About This Blog

Ludwig von Mises (1881-1973) was the greatest economist of my time. His greatest works can be accessed here at no charge.

Mises believed that property, freedom and peace are and should be the hallmarks of a satisfying and prosperous society. I agree. Mises proved beyond a shadow of a doubt that the prospect for general and individual prosperity is maximized, indeed, is only possible, if the principle of private property reigns supreme. What's yours is yours. What's mine is mine. When the line between yours and mine is smudged, the door to conflict opens. Without freedom (individual liberty of action) the principle of private property is neutered and the free market, which is the child of property and freedom and the mother of prosperity and satisfaction, cannot exist. Peace is the goal of a prosperous and satisfying society of free individuals, not peace which is purchased by submission to the enemies of property and freedom, but peace which results from the unyielding defense of these principles against all who challenge them.

In this blog I measure American society against the metrics of property, freedom and peace.

Saturday, September 8, 2012

Attention: Austrian Economics Nerds!

There is an interesting discussion in progress over at Cato Unbound called "Theory and Practice in the Austrian School."

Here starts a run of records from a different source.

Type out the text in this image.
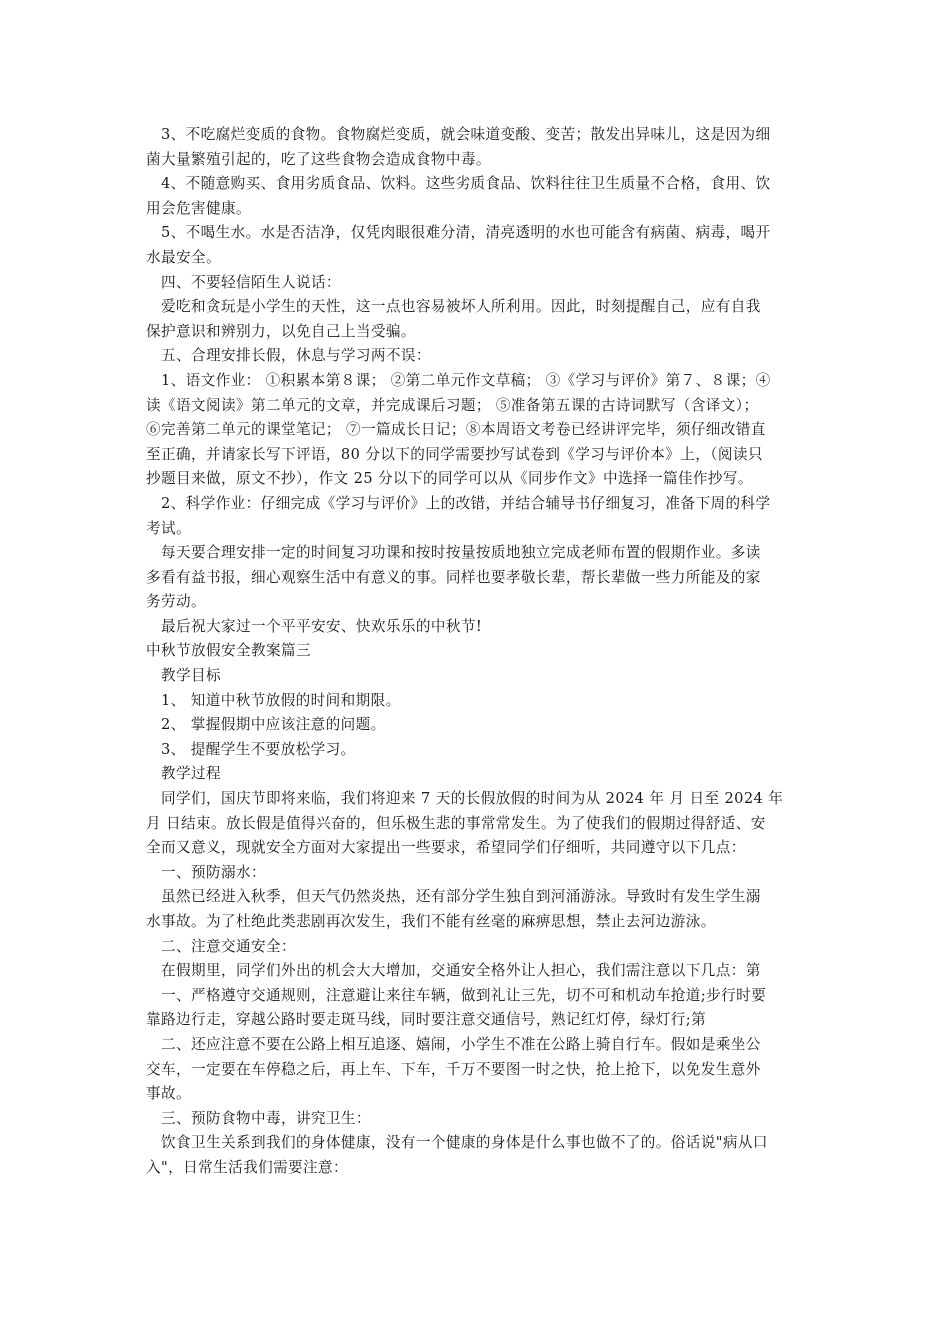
3、不吃腐烂变质的食物。食物腐烂变质，就会味道变酸、变苦；散发出异味儿，这是因为细
菌大量繁殖引起的，吃了这些食物会造成食物中毒。
4、不随意购买、食用劣质食品、饮料。这些劣质食品、饮料往往卫生质量不合格，食用、饮
用会危害健康。
5、不喝生水。水是否洁净，仅凭肉眼很难分清，清亮透明的水也可能含有病菌、病毒，喝开
水最安全。
四、不要轻信陌生人说话：
爱吃和贪玩是小学生的天性，这一点也容易被坏人所利用。因此，时刻提醒自己，应有自我
保护意识和辨别力，以免自己上当受骗。
五、合理安排长假，休息与学习两不误：
1、语文作业： ①积累本第８课； ②第二单元作文草稿； ③《学习与评价》第７、８课；④
读《语文阅读》第二单元的文章，并完成课后习题； ⑤准备第五课的古诗词默写（含译文）；
⑥完善第二单元的课堂笔记； ⑦一篇成长日记；⑧本周语文考卷已经讲评完毕，须仔细改错直
至正确，并请家长写下评语，80 分以下的同学需要抄写试卷到《学习与评价本》上，（阅读只
抄题目来做，原文不抄），作文 25 分以下的同学可以从《同步作文》中选择一篇佳作抄写。
2、科学作业：仔细完成《学习与评价》上的改错，并结合辅导书仔细复习，准备下周的科学
考试。
每天要合理安排一定的时间复习功课和按时按量按质地独立完成老师布置的假期作业。多读
多看有益书报，细心观察生活中有意义的事。同样也要孝敬长辈，帮长辈做一些力所能及的家
务劳动。
最后祝大家过一个平平安安、快欢乐乐的中秋节!
中秋节放假安全教案篇三
教学目标
1、 知道中秋节放假的时间和期限。
2、 掌握假期中应该注意的问题。
3、 提醒学生不要放松学习。
教学过程
同学们，国庆节即将来临，我们将迎来 7 天的长假放假的时间为从 2024 年 月 日至 2024 年
月 日结束。放长假是值得兴奋的，但乐极生悲的事常常发生。为了使我们的假期过得舒适、安
全而又意义，现就安全方面对大家提出一些要求，希望同学们仔细听，共同遵守以下几点：
一、预防溺水：
虽然已经进入秋季，但天气仍然炎热，还有部分学生独自到河涌游泳。导致时有发生学生溺
水事故。为了杜绝此类悲剧再次发生，我们不能有丝毫的麻痹思想，禁止去河边游泳。
二、注意交通安全：
在假期里，同学们外出的机会大大增加，交通安全格外让人担心，我们需注意以下几点：第
一、严格遵守交通规则，注意避让来往车辆，做到礼让三先，切不可和机动车抢道;步行时要
靠路边行走，穿越公路时要走斑马线，同时要注意交通信号，熟记红灯停，绿灯行;第
二、还应注意不要在公路上相互追逐、嬉闹，小学生不准在公路上骑自行车。假如是乘坐公
交车，一定要在车停稳之后，再上车、下车，千万不要图一时之快，抢上抢下，以免发生意外
事故。
三、预防食物中毒，讲究卫生：
饮食卫生关系到我们的身体健康，没有一个健康的身体是什么事也做不了的。俗话说"病从口
入"，日常生活我们需要注意：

Steven Horwitz kicked the debate off with an article titled: The Empirics of Austrian Economics.

Essentially Horwitz argues that Austrian economics has been given a bum rap by mainstream critics. Austrians, Horwitz says, are not all merely armchair theorists. Some Austrians actually do empirical research, he states, and in many cases do it better than mainstream economists.

In a post at The Circle Bastiat, Daniel James Sanchez contributes his two cents worth writing:
Horwitz’s error is to think that, if you introduce assumptions to your theorizing because of experience, that makes the result “empirical” or “applied theory”.  But that is not the case.  For the truth of a theory, it makes no difference why it was constructed the way it was (that is to say, why it includes the assumptions it does).  A self-contained theorem is true or false based on its logical structure, regardless of whether the assumptions are introduced because of experience, because of pure fancy, or for any other reason.
Bryan Caplan takes a completely different tact in criticizing the Horwitz article. He claims that the Austrians Horwitz cites as doing empirical research are really doing mainstream economics using Austrian lingo:
But if Austrians can translate their empirical insights into mainstream language and sell them to a broad audience, why don’t they use mainstream language in the first place? Austrian contributions will continue to be undervalued as long as they continue to spend most of their time talking to each other in their own eccentric dialect.
Though they do empirical research, Caplan asserts, Austrians contribute no insights to this research that are "uniquely Austrian."

On Monday, George A. Selgin will weigh in. On Wednesday, Antony Davies has his say.